Una risposta economica alla crisi

Non è solo una questione di numeri, anche se i numeri della cooperazione italiana sono di tutto rispetto. L’alleanza che nel gennaio scorso è stata sancita tra le tre principali centrali cooperative (Confcooperative, Legacoop e Agci), porta in dote un fatturato annuo di 127 miliardi di euro prodotto da 43mila imprese che danno lavoro ad oltre un milione e centomila persone. No, i numeri dicono molto, ma molto di più spiega la nuova considerazione che l’economia e la società hanno per il fenomeno della cooperazione. Quella cooperazione che l’art. 45 della Costituzione invita a favorire e promuovere proprio per la sua intrinseca qualità di mettere al centro l’uomo, e non il profitto. In tempi recenti, le cooperative sono state viste come un relitto del passato, un anacronismo rispetto ad una realtà fatta di profittabilità degli investimenti, di utili da far crescere sempre e comunque, di orizzonti di redditività ristretti ormai a pochi mesi. Di una sbandierata irresponsabilità sociale, dove non conta più dove si produce, chi e quanto lavora, che ricaduta abbia un’attività sul territorio e sulla società.

Importa (importava) solo il profitto degli azionisti. E che gioia per le Borse e il valore delle azioni ogniqualvolta veniva annunciata una delocalizzazione, “tagli” e “contenimento dei costi”, la chiusura di uno stabilimento… Che poi questo significasse la difficoltà economica o la rovina di migliaia di persone e famiglie, poco importava a chi considerava le persone un “fattore di produzione”.

Ne parliamo al passato perché l’aria sta cambiando. Chi taglia e licenzia non è più un eroe celebrato dalle riviste patinate e superpagato dagli azionisti. Chi, come le cooperative, è invece frutto di un territorio, in questo è radicato, e ha come primo obiettivo quello di remunerare correttamente il lavoro apportato, sta diventando almeno un’àncora di salvataggio, se non addirittura un baluardo per affrontare questa enorme crisi economica che ci sconquassa.

I numeri dicono che siamo di fronte alla peggiore crisi economica dal Dopoguerra ad oggi, una crisi che dura ininterrottamente dal 2008. Ebbene: il mondo cooperativo in questo lasso di tempo ha saputo salvaguardare sia i fatturati complessivi che l’occupazione.
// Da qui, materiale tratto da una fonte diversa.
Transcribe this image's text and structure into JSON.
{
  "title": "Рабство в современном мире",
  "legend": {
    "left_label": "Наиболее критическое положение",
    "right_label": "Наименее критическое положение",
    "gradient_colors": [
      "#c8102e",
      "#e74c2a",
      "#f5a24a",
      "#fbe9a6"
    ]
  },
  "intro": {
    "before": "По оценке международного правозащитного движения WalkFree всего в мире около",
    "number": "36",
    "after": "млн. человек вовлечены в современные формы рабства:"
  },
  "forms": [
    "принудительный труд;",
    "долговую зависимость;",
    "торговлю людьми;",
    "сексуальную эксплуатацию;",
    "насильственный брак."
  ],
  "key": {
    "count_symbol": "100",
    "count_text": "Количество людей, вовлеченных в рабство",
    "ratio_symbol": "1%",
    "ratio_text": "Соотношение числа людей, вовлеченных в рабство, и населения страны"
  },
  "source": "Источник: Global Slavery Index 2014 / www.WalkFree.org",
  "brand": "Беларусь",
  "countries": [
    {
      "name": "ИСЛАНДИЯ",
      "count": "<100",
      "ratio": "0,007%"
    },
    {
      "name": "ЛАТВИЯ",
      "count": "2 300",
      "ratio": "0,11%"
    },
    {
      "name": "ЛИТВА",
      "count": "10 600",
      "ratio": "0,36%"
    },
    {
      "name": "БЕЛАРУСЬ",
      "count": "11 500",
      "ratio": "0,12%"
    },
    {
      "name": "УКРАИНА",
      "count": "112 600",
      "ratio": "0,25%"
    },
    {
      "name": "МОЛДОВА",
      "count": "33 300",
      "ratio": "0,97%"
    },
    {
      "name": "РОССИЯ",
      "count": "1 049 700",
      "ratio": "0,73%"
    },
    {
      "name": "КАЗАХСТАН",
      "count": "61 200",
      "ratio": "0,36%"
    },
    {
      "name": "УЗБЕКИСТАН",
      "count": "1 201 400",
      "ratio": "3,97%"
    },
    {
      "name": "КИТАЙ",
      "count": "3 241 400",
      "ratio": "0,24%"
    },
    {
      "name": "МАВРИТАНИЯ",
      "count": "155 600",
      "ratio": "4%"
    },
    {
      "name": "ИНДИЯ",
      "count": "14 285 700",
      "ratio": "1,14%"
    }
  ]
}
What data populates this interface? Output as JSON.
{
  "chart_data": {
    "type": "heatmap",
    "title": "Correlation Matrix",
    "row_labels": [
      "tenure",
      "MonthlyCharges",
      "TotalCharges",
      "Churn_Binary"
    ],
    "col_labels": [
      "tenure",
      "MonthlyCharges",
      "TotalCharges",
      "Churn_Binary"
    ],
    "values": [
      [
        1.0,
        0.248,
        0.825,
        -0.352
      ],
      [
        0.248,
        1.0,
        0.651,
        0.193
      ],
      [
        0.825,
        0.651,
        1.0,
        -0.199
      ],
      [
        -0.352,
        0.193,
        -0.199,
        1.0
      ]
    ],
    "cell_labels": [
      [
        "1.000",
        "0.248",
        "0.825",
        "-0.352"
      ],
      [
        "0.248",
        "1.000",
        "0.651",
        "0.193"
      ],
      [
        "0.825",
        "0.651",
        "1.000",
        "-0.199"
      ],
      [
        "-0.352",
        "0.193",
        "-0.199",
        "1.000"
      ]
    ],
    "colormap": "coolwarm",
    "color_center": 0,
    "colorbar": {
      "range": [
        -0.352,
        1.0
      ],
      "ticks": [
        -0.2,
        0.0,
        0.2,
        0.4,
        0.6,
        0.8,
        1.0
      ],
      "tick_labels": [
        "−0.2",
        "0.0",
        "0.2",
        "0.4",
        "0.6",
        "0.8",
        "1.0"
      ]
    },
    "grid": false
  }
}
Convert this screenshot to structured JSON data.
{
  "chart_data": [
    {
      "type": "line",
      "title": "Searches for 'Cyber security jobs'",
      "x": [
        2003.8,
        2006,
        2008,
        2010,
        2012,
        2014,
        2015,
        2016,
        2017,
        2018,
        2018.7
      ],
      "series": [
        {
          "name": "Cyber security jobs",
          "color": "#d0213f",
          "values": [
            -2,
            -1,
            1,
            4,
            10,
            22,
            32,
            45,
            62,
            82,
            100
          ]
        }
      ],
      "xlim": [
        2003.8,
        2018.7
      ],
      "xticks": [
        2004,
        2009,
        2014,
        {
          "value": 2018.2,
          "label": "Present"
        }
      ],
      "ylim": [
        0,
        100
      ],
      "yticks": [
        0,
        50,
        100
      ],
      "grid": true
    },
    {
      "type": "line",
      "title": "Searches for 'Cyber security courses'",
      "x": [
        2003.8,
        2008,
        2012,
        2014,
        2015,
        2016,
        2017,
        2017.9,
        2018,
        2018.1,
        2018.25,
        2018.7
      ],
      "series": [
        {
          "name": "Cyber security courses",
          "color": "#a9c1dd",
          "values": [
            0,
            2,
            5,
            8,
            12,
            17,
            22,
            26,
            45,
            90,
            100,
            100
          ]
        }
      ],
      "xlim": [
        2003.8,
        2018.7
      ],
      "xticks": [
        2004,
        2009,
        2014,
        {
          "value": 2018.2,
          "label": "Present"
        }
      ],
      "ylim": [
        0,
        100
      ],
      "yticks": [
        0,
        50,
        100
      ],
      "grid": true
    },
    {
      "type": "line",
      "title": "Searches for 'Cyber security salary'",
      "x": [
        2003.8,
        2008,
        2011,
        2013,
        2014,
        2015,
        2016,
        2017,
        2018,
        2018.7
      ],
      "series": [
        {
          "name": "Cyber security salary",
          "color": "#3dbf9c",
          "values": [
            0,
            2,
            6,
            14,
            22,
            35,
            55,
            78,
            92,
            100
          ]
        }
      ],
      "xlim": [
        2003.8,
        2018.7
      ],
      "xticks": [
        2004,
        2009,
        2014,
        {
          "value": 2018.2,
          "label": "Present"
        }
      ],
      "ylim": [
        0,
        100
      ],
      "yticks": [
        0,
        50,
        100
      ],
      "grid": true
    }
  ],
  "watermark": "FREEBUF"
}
Non ha guardato agli utili trimestrali ma ha continuato a costruire il proprio futuro, a consolidare le fondamenta, a valutare il tempo con prospettive assai più lunghe.

Chi edifica sulla roccia ha maggiori capacità di sopportare le intemperie.

Monito antico, che più d’uno aveva dimenticato.

Non si può proprio dire che la crisi abbia risparmiato settori come l’agroalimentare o l’edilizia, dove la cooperazione è forte. Eppure sta stringendo i denti laddove le società di capitali stanno incontrando maggiori difficoltà. Che la cooperazione non affronta chiudendo di qua per aprire di là, dove il lavoro costa meno e le persone sono più sfruttabili…

Un capitolo a parte – e un plauso speciale – va alle cooperative sociali, la vera spina dorsale del welfare italiano. Quelle coop che si occupano dell’assistenza alle fasce più deboli della popolazione, disabili e anziani non autosufficienti in primis.

Fanno funzioni che gli enti pubblici non possono o non sanno più fare. Enti pubblici che però affidano questi servizi sociali con l’assurda logica del massimo ribasso, senza alcuna valutazione della qualità del servizio offerto. Far quadrare il cerchio sta diventando sempre più difficile per queste realtà, che devono pure fronteggiare la marea di furbi che utilizzano lo strumento giuridico della cooperazione per creare finte coop che si aggiudicano gli appalti con offerte fuori mercato, salvo poi evadere Fisco e Inps e sparire in un anonimato poco disturbato da chi è preposto a controllare.

Una di quelle magagne che la nuova Italia dovrebbe raddrizzare. Così come dovrebbe astenersi da coinvolgere le cooperative sociali – e soprattutto le persone che ne usufruiscono i servizi – da quell’orizzonte di lacrime e sangue sempre più spesso prospettato. Se è tempo di sacrifici, che ne sia esentato chi da sempre ne fa, e chi non ha nemmeno gli occhi per piangerle, quelle lacrime.